You would an aggregation instead of a query for this. You could for example use a Terms aggregation.
Given these docs:
PUT my_index/doc/_bulk
{ "index" : { "_id" : "1" } }
{"name": "bob", "age": 30}
{ "index" : { "_id" : "2" } }
{"name": "bob", "age": 20}
{ "index" : { "_id" : "3" } }
{"name": "bob", "age": 30}
{ "index" : { "_id" : "4" } }
{"name": "alice", "age": 20}
{ "index" : { "_id" : "5" } }
{"name": "alice", "age": 30}
You can get the IDs by name using this aggregation:
GET my_index/_search
{
"size": 0,
"aggs": {
"top_names": {
"terms": {
"field": "name.keyword",
"size": 100
},
"aggs": {
"top_ids": {
"terms": {
"field": "_id",
"size": 100
}
}
}
}
}
}
Which will return you:
"buckets": [
{
"key": "bob",
"doc_count": 3,
"top_ids": {
"doc_count_error_upper_bound": 0,
"sum_other_doc_count": 0,
"buckets": [
{
"key": "1",
"doc_count": 1
},
{
"key": "2",
"doc_count": 1
},
{
"key": "3",
"doc_count": 1
}
]
}
},
{
"key": "alice",
"doc_count": 2,
"top_ids": {
"doc_count_error_upper_bound": 0,
"sum_other_doc_count": 0,
"buckets": [
{
"key": "4",
"doc_count": 1
},
{
"key": "5",
"doc_count": 1
}
]
}
}
]
Aggregating on _id
is not possible on older versions of Elasticsearch.

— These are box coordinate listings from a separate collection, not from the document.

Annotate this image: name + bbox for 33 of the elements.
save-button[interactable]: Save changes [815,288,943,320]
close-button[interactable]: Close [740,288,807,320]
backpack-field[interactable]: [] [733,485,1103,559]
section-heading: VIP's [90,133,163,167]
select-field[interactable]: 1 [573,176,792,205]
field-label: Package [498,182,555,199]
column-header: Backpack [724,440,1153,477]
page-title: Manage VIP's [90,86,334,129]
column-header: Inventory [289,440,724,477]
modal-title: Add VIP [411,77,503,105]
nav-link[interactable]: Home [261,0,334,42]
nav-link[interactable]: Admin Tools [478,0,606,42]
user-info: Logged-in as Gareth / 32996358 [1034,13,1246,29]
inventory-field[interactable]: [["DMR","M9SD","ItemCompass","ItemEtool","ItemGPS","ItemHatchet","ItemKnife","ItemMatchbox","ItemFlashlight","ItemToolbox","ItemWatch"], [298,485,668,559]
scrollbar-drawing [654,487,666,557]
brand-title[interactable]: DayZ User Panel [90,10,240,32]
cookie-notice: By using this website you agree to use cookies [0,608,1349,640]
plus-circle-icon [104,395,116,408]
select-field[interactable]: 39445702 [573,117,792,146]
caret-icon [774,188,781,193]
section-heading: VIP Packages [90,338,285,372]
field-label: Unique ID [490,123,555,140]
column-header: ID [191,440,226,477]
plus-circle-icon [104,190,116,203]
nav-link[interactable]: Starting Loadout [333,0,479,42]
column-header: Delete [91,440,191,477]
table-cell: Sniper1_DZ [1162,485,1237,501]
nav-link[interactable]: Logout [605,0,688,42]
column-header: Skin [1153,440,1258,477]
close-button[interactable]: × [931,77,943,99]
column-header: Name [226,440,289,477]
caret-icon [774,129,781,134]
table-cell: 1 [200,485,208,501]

You may need to replace _id
with _uid
(which is a concatenation of the _type
and _id
) if you're using an older version.
To aggregate on age you would use replace name.keyword
with age
in the request above.
Note the "size": 100
in the request above. This will limit the response to contain the 100 most common names and will return you up to 100 IDs. You could increase that number if you need to retrieve more values (but you may run into memory limitations). Or alternatively, if you're on version 6.1 or later, you could also take a look at the composite aggregation to retrieve all values and IDs.